In conclusion, it seems safe to assume that PK deficiency is not accompanied by a bleeding tendency [2]. The few cases purported to have presented one may be probably explained on the basis of the following considerations: 1) suggestion by the prolonged aPTT; 2) automatic attribution of common bleeding manifestations to the clotting defect; 3) wrong or incomplete diagnosis; 4) co-existence of an unrecognized defect; 5) exaggeration of common bleeding manifestations because of the clotting defect. A combination of events may also be present.

It has to be remembered that a bleeding diathesis has to be characterized by multiple bleeding manifestations, occurring repeatedly in different sites and settings. None of the above mentioned patients met these criteria. Bleeding was always limited to the nasal or buccal mucosal, safe for the infant who was reported to have hematomas and hemarthrosis but then at the age of 5 underwent circumcision without bleeding. Contrary to what seen for bleeding, PK deficiency has been maintained to have a plausible link with arterial and venous thrombosis [23-26].

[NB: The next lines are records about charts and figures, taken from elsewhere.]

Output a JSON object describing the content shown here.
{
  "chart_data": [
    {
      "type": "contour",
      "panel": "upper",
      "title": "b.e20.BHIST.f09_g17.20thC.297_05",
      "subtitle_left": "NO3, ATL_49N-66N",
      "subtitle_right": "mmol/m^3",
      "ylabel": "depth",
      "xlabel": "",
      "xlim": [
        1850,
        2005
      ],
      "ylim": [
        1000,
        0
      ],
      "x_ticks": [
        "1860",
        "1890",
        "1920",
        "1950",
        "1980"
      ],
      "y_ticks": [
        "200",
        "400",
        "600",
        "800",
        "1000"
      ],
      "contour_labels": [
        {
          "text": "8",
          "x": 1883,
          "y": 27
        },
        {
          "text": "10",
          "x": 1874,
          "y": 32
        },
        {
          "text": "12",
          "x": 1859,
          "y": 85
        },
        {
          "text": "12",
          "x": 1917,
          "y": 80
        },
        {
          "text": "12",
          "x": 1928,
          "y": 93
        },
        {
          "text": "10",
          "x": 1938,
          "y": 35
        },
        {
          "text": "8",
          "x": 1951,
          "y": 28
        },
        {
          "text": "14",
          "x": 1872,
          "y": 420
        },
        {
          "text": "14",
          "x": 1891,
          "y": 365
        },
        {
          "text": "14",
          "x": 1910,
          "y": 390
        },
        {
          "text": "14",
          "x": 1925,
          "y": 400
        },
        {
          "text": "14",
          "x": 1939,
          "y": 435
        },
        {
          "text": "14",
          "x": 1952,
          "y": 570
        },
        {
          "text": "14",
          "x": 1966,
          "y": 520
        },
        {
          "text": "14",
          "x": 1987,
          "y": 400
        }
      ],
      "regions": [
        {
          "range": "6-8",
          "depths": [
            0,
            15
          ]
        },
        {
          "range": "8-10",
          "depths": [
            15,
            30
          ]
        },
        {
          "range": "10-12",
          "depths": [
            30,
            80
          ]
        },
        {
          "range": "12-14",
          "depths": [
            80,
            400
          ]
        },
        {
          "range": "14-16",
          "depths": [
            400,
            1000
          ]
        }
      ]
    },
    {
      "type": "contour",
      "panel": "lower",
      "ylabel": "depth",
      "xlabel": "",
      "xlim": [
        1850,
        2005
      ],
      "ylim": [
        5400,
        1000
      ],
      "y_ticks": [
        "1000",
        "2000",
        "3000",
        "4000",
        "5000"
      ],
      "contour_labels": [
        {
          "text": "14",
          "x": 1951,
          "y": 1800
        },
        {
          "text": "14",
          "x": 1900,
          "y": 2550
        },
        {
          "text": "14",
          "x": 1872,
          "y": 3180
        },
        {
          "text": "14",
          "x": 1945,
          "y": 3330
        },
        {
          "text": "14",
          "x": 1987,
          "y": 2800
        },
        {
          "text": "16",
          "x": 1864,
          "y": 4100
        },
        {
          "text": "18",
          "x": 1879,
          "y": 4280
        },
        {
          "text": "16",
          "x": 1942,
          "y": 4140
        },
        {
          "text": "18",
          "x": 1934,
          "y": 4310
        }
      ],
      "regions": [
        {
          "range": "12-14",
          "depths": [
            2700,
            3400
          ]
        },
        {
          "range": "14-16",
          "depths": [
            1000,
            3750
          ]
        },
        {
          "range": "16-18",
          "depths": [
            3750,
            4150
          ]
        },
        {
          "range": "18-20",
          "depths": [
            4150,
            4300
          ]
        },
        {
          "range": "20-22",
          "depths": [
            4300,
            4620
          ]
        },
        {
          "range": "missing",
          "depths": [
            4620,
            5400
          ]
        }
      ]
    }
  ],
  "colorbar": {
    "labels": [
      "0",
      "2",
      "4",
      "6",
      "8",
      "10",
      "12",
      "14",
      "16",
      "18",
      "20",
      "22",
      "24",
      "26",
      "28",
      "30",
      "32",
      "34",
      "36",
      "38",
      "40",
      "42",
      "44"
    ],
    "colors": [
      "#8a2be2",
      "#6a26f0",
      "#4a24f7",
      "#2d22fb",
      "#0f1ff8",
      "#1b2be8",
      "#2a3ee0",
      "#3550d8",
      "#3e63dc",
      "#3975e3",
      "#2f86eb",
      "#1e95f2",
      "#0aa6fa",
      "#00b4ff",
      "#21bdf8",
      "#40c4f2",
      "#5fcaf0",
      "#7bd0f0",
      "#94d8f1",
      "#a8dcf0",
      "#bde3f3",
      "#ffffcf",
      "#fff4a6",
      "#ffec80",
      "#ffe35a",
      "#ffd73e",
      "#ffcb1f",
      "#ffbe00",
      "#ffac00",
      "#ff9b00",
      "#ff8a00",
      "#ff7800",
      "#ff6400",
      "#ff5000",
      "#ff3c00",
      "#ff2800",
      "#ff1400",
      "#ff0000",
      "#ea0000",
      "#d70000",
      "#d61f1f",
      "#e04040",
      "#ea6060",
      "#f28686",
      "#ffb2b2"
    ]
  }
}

It is important that physicians know that PK deficiency needs no specific prophylaxis or therapeutic measures, even during surgical procedures. The only exception to this rule may occur during cardiopulmonary by-pass procedures that require heparin administration [27-29]. In this case, due to the basal great prolongation of the aPTT, the administration of heparin could yield extremely prolonged assays that could be difficult to interpret. In this case the concomitant or prior administration of FFP could make the follow-up of heparinization much easier. This is the only time that patients with PK deficiency need a correction of the clotting defect [27-29]. The lack of bleeding in PK deficiency is in agreement with what observed in FXII and high molecular weight kininogen deficiencies. The only defect involved in the contact phase of blood coagulation accompanied by a haemorrhagic diathesis is that of FXI deficiency.


This study was supported in part by the “Associazione Emofilia ed altre coagulopatie delle Tre Venezie”.